Unstructured pruning requires a customized hardware accelerator,
and the main issues for an accelerator are how to scratch
needed input activations and compress weights efficiently.
(b) shows a traditional architecture for weight sparsity.
Each PE is independent and calculates asynchronously,
so it has local SPad to fetch activations and FIFOs
to pre-store the weights and selection signals. We named this
traditional data fetch method as single input single output
scratch pad (SISO SPad). In this brief, a new fetch method,
SIMO SPad, is proposed to reduce hardware overhead, as
shown in (a). While sharing SPad reduces hardware consumption,
the FIFOs for pre-store weights and selection signals
are removed, further saving hardware resources. Compared to
SISO SPad method, SIMO SPad method can reduce hardware
significantly, saving 13.34% CLB LUTs, 46.24% CLB
Registers, and reducing 10% power. Mixed-bit CNNs are better than one-bit
in terms of accuracy, model size, memory access and performance. However,
few accelerators can support both mixed-bit width and sparsity
because it is a challenge to implement 8-bit architecture to
effectively support 4-bit sparsity. We design a DSP-base PE
which can be configured to implement one signed INT-8
or two signed INT-4 convolution operations as shown in (d).

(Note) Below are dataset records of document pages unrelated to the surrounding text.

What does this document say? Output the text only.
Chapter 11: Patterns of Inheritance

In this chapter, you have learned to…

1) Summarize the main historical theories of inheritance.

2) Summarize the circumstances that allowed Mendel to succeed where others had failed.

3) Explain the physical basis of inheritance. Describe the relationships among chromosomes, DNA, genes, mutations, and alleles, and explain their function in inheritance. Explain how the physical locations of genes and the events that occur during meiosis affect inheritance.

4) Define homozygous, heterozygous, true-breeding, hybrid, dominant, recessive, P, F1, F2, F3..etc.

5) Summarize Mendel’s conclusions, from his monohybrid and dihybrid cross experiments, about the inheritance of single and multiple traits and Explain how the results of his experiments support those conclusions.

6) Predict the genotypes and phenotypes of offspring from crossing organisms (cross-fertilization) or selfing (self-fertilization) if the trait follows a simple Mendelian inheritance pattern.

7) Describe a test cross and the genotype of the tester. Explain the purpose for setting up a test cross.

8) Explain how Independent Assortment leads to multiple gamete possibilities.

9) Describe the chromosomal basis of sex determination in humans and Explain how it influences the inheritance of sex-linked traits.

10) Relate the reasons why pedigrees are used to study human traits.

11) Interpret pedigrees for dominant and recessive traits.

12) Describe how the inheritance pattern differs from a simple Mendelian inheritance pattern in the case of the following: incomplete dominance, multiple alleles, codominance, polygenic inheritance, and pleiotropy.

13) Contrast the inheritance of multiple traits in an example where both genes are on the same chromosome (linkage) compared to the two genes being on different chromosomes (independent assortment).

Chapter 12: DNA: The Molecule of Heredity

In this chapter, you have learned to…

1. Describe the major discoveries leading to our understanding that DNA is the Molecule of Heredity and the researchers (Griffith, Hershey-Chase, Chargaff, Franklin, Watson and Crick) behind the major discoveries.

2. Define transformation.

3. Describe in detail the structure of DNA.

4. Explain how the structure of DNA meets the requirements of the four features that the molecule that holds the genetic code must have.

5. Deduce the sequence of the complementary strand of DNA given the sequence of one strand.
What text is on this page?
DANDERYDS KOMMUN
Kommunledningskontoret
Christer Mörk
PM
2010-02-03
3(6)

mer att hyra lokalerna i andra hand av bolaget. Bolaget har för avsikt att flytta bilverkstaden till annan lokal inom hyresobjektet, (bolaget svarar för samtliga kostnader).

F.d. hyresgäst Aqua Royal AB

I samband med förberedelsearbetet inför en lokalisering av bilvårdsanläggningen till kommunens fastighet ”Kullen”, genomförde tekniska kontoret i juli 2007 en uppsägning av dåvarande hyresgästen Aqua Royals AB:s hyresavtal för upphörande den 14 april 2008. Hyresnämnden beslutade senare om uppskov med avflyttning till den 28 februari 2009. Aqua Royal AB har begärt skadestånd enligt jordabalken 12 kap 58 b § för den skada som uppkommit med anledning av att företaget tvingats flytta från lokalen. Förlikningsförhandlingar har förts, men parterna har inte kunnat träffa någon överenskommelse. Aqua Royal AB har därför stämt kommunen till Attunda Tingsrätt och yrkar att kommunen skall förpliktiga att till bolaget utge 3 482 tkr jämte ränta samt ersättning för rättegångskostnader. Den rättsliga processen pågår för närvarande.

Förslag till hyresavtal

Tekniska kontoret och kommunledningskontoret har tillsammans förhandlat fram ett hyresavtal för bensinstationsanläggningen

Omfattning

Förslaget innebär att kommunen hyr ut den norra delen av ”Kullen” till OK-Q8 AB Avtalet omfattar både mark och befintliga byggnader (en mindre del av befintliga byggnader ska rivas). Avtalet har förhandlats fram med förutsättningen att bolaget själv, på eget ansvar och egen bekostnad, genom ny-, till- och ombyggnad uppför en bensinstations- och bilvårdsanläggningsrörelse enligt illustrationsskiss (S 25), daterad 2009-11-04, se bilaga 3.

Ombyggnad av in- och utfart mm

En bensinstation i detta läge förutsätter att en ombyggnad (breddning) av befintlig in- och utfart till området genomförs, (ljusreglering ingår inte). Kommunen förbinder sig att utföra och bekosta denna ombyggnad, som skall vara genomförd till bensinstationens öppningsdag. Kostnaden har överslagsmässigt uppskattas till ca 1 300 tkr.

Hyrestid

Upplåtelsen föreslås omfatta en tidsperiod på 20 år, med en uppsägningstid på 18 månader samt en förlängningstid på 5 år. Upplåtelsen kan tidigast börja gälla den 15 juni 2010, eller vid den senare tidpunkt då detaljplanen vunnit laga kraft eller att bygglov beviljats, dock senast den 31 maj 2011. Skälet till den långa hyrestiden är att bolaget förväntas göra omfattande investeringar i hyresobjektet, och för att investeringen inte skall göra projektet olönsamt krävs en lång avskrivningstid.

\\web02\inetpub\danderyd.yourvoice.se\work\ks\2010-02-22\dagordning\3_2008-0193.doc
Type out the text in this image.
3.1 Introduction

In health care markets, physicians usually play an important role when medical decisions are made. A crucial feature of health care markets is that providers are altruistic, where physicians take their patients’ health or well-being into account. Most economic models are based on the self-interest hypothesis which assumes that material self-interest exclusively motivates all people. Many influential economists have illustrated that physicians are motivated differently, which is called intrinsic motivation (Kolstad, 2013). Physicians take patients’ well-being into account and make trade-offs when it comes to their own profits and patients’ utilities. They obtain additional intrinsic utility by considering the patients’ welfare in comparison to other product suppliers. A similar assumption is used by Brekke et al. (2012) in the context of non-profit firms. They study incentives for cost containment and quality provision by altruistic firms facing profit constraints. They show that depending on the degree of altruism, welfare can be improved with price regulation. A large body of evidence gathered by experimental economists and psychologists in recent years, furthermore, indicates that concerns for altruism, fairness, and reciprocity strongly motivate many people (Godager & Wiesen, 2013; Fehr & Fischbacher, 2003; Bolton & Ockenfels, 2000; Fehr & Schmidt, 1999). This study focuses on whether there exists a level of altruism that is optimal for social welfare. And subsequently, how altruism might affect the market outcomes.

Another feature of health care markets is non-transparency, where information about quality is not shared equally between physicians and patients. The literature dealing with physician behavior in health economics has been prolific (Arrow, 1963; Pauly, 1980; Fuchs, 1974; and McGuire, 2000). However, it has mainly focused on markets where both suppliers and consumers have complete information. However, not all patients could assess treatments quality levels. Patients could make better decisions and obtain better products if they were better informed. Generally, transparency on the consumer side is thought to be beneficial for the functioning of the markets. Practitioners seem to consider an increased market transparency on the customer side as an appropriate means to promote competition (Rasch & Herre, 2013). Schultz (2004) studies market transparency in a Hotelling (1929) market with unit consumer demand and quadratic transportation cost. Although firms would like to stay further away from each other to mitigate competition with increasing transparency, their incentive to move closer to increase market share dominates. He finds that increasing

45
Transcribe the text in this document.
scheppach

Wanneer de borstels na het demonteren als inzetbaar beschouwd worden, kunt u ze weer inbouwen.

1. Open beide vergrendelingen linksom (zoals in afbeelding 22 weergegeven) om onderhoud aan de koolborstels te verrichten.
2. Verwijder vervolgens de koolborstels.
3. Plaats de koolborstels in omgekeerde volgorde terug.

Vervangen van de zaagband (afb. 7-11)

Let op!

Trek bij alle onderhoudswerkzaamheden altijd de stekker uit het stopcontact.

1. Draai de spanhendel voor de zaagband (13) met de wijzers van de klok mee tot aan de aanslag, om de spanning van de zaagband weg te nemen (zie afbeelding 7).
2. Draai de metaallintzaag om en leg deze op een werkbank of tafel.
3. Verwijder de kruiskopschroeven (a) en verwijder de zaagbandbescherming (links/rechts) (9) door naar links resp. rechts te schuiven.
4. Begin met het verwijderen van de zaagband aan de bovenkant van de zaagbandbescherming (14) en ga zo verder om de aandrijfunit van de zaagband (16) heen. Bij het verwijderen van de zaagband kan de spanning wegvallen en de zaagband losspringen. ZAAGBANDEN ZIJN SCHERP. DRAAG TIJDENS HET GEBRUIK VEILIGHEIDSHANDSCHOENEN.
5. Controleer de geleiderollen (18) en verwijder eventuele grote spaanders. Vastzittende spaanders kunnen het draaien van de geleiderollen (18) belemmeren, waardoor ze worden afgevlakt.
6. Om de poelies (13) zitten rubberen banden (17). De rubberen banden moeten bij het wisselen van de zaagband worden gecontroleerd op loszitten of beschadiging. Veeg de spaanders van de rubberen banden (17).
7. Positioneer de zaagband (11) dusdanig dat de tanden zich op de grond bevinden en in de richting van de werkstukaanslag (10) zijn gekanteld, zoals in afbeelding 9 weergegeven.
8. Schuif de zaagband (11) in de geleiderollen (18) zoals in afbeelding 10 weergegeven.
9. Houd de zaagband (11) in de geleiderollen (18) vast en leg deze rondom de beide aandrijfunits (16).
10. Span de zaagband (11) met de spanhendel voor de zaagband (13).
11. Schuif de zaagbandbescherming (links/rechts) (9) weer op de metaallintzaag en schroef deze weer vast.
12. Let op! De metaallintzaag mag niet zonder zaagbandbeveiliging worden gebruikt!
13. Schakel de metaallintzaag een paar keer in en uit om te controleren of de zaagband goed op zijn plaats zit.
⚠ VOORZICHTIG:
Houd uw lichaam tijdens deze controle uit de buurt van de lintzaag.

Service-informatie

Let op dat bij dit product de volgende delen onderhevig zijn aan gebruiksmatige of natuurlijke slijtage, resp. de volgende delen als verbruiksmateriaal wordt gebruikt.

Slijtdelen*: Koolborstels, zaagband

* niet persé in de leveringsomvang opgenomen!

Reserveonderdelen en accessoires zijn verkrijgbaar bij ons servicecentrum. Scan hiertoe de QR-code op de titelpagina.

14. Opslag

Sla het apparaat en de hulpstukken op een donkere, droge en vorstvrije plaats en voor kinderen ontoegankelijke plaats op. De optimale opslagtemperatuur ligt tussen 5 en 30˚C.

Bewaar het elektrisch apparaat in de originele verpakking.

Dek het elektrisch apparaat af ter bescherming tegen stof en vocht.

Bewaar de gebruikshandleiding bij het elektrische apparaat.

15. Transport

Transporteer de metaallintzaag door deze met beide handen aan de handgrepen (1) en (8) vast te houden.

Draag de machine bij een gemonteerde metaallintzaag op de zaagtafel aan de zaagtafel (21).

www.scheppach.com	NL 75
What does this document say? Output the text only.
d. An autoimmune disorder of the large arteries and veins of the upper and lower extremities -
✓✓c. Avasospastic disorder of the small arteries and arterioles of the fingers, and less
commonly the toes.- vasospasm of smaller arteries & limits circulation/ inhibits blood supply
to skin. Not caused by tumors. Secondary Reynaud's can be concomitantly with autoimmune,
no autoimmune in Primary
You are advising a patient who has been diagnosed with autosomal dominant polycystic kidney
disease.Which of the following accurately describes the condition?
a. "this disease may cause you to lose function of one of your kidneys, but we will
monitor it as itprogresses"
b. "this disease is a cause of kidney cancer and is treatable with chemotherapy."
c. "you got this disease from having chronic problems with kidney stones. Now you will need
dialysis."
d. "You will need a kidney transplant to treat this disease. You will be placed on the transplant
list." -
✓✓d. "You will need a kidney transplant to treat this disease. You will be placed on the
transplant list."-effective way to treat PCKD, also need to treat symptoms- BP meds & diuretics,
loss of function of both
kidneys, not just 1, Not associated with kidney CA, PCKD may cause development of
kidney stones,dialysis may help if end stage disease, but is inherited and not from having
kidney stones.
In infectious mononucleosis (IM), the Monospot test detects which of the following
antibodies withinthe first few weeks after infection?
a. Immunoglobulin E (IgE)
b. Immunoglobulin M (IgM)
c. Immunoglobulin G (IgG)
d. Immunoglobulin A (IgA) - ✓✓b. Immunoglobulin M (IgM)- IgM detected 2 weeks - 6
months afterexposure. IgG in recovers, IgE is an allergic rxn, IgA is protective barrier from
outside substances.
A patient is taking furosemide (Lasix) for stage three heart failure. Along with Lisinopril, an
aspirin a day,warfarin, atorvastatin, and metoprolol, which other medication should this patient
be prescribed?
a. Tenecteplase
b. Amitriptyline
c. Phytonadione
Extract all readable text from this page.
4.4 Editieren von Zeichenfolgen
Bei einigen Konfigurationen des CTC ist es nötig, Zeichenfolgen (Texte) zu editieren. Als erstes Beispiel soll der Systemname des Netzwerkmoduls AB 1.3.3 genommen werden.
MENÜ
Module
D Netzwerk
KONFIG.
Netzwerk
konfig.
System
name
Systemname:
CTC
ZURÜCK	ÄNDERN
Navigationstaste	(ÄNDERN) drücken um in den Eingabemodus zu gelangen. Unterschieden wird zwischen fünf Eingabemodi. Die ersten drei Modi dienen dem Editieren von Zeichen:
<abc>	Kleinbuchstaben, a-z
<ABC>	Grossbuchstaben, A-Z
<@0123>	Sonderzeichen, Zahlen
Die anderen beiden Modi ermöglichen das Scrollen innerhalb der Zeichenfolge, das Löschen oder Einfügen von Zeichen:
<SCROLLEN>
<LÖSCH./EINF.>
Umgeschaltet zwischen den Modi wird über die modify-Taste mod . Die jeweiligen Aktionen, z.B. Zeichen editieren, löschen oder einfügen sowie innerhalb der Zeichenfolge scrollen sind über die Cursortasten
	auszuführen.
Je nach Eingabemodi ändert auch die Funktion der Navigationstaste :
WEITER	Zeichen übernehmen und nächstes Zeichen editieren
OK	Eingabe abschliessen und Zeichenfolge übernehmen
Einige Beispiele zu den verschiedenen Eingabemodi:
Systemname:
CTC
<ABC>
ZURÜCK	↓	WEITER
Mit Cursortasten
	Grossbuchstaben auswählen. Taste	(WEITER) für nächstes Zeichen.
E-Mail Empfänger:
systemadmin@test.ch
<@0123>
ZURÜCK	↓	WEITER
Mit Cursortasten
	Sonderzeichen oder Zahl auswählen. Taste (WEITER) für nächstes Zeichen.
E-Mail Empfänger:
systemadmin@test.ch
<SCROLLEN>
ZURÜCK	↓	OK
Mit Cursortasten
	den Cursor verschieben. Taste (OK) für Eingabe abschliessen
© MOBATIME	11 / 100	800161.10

Since lower-bit multiplication would impact upper-bit multiplication when a
DSP conducts two signed multiplications, this work introduces
a method of using absolute values for multiplication
and then recovering sign bit for accumulate operation.
We further proposed a compression-hardware co-design approach, which includes the developed toolchain and
implemented accelerator architecture. The toolchain comprises three modules: NN Compression, Compilation,
and Hardware DSE. The NN Compression module performs co-design pruning and hardware(HW)-aware quantization.
The Compilation module handles co-design encoding and converting NN model to binary (Bin) files, which can
be executed by the implemented accelerator as well as the Function Simulation of the Hardware DSE module.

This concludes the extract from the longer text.